In this background, consolidation of public sector banks (PSBs) is a positive development. These five banks, post-consolidation, would command a banking business size of over Rs 70-lakh crore, which would be almost close to one-third of overall banking industry’s business. Eventual consolidation of 13 PSBs into five strong banks in terms of balance-sheet size would provide better cushion in terms of capital adequacy, relatively better capability to identify and also handle fraudulent managements and also the benefits of economies of scale.
Post-consolidation, and possibly with peak out in the non-performing assets, most of these PSBs that trade in the markets at significant discount, might start commanding some premium to their respective adjusted book values in the medium-term. This consolidation process, once completed, is also likely to reduce the burden of the government in terms of need to constantly infuse large capital into these banks from its own Budget. However, these PSBs are most unlikely to follow closely private leaders in terms of superior valuation multiples even in the period of next five years, as the same would call for a consistent outperformance in the business growth over industry growth and also reduction in their net NPAs to less than 1 per cent. But the benefits of PSB consolidation might not help the domestic markets to overcome the short-term fear grip created by COVID-19 as the benefits are likely to occur only after a year or so – and that, too, only to these PSBs and partly to the government.

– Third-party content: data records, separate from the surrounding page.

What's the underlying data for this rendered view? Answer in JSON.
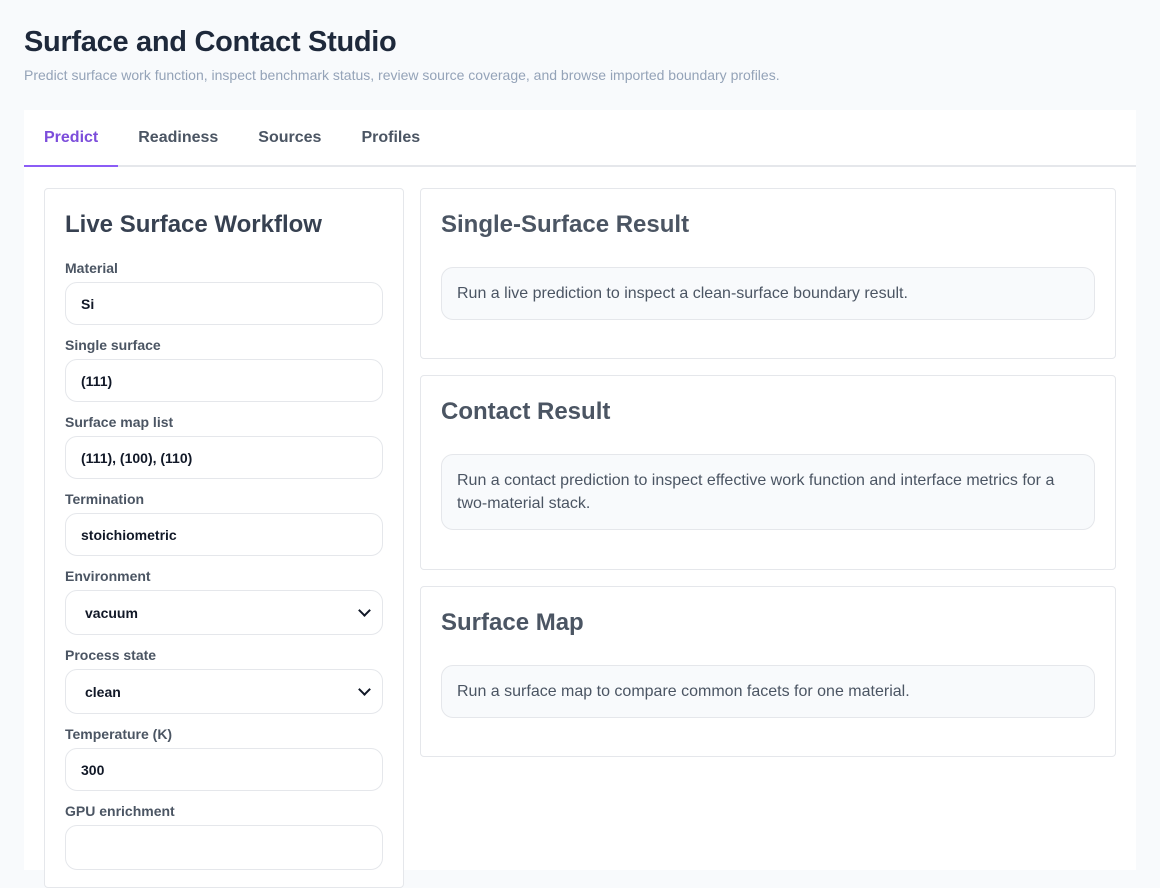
{
  "header": {
    "title": "Surface and Contact Studio",
    "subtitle": "Predict surface work function, inspect benchmark status, review source coverage, and browse imported boundary profiles."
  },
  "tabs": [
    {
      "label": "Predict",
      "active": true
    },
    {
      "label": "Readiness",
      "active": false
    },
    {
      "label": "Sources",
      "active": false
    },
    {
      "label": "Profiles",
      "active": false
    }
  ],
  "workflow": {
    "title": "Live Surface Workflow",
    "material": {
      "label": "Material",
      "value": "Si"
    },
    "single_surface": {
      "label": "Single surface",
      "value": "(111)"
    },
    "surface_map_list": {
      "label": "Surface map list",
      "value": "(111), (100), (110)"
    },
    "termination": {
      "label": "Termination",
      "value": "stoichiometric"
    },
    "environment": {
      "label": "Environment",
      "value": "vacuum"
    },
    "process_state": {
      "label": "Process state",
      "value": "clean"
    },
    "temperature": {
      "label": "Temperature (K)",
      "value": "300"
    },
    "gpu_enrichment": {
      "label": "GPU enrichment"
    }
  },
  "single_surface_result": {
    "title": "Single-Surface Result",
    "message": "Run a live prediction to inspect a clean-surface boundary result."
  },
  "contact_result": {
    "title": "Contact Result",
    "message": "Run a contact prediction to inspect effective work function and interface metrics for a two-material stack."
  },
  "surface_map": {
    "title": "Surface Map",
    "message": "Run a surface map to compare common facets for one material."
  },
  "colors": {
    "accent": "#8b5cf6",
    "accent_text": "#7c4ddb",
    "border": "#e5e7eb",
    "page_bg": "#f8fafc"
  }
}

However, COVID-19 will not put Indian economy in any crisis in the medium-to-long term like other viruses in the past. The health scare would taper-off in India also in a matter of few weeks / months, based on quantum of spurt in the initial stages and also depending upon possible role of temperature (which is set spurt in the next few weeks across India). Unfortunately this renewed deflationary impact on account of virus comes at a time when India’s GDP (gross domestic product growth is at 27-quarter low. The originating country of coronavirus – China – has been able to successfully control the rate of new infections to less than a hundred per day. However, spike and taper off (like inverted V-shape curve) in terms of daily incremental infections looks inevitable in many other major countries in the world, at least for a month.
This virus spread is proven to be more deflationary than trade war due to widespread impact on production and service activities in almost all segments of life due to lock-downs and precautions. Hence, the V-shaped fall and then recovery in the domestic market for another few weeks or a couple of months seems inevitable. The only theme which possibly investors could consider right now is exporters of pharmaceutical products to the US and Japan. The present supply shortage of drugs in these two major economies would eventually force them to be more flexible in future on Indian producers in terms of pricing and regulatory issues. Otherwise, it is better to wait at least for another two weeks before infusing any significant capital in the equities.
Disclaimer: G Chokkalingam is founder and managing director at Equinomics Research. Views are his own.